CERN scientists trapped antimatter for as long as 1,000 seconds

By on Jun 6, 2011 in Amazing, Environment, Science, United States Comments

Antimatter, a rare and an elusive type of matter, has been trapped for about 1,000 seconds (more than 16 minutes), which was considered a breakthrough in science.



trapping antimatter (simplified version)
Illustration Credit: Katie Bertsche/LiveScience

As reported at Live Science on Sunday, June 5, scientists from European Organization for Nuclear Research (CERN) in Geneva, Switzerland have trapped antimatter for an amazing 1,000 seconds.

Antimatter was noted to be is like a mirror image of matter, with the same mass but having the opposite charge.

Taking hydrogen atom as an example, a matching antimatter particle called antihydrogen atom is being thought to exist.

“We’ve trapped antihydrogen atoms for as long as 1,000 seconds, which is “forever” in the world of high-energy in particle physics.” CERN ALPHA (Antihydrogen Laser Physics Apparatus) experiment member Joel Fajans said on the report.

“Hopefully, by 2012, we will have a new trap with laser access to allow spectroscopic experiments on the antiatoms,” Fajans added, who is also a University of California physics professor and a faculty scientist at the Lawrence Berkeley National Laboratory in California.

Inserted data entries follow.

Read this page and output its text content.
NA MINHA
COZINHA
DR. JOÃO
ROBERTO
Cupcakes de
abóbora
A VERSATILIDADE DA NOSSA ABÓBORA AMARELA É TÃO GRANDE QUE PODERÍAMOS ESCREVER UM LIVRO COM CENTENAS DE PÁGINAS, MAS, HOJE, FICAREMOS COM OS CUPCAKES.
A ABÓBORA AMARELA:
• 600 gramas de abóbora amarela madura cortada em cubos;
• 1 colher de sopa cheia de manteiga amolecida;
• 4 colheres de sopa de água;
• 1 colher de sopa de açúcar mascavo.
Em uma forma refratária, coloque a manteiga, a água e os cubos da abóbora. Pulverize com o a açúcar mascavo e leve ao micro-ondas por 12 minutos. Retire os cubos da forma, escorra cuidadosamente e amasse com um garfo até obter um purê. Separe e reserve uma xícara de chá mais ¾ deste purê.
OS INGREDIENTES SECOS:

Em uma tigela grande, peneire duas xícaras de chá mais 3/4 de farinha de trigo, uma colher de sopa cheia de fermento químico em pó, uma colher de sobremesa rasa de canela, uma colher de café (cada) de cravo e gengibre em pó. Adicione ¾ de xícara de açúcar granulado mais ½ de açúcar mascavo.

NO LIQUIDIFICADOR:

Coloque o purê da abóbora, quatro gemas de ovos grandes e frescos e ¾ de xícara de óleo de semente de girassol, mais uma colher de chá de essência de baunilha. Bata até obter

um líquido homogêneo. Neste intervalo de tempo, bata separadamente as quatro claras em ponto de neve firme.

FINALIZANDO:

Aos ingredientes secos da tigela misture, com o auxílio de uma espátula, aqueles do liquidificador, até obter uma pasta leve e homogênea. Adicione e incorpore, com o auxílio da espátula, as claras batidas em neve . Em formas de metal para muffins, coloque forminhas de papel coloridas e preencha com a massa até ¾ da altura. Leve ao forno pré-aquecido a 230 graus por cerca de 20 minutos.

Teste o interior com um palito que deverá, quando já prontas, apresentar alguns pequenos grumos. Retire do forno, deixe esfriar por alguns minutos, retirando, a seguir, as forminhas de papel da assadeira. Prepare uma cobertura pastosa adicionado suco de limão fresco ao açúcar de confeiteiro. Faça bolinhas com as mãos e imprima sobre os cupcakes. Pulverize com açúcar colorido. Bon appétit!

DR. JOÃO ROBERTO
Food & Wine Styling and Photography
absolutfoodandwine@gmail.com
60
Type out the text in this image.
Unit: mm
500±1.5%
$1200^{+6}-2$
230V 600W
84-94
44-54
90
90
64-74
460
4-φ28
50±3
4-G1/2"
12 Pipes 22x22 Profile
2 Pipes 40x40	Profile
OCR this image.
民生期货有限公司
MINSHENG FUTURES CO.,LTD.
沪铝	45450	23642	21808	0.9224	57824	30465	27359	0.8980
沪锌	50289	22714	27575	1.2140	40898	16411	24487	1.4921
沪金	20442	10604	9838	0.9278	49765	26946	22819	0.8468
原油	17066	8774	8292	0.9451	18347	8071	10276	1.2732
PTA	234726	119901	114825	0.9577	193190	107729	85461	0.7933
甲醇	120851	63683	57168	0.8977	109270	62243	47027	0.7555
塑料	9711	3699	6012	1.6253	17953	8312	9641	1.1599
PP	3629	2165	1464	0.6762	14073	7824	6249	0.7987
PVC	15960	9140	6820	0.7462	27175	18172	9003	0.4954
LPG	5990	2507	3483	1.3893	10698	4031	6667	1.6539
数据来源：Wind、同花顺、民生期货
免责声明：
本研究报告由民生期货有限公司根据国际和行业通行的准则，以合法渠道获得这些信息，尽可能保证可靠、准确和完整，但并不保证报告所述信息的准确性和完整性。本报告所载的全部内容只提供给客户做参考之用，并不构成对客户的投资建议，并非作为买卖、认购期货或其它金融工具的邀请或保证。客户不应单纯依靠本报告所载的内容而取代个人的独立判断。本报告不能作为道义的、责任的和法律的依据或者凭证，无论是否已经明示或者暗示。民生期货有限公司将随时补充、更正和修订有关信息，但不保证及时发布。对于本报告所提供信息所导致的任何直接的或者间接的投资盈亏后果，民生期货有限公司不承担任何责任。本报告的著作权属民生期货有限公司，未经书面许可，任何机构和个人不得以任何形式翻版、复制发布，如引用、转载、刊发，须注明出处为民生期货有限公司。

Nevertheless, trapping antimatter is being considered to be a difficult process since antimatter and matter annihilate each other when the two are being made contact.

Apparently, CERN scientist trapped antimatter inside a magnetic bottle, and detected the trapped antiatoms by turning off the magnetic field. This allows the particles to annihiliate with normal matter, which later can create a flash of light.

As of this writing, Fajans and his colleagues reportedly have already trapped 309 antihydrogen atoms in various traps since the project started.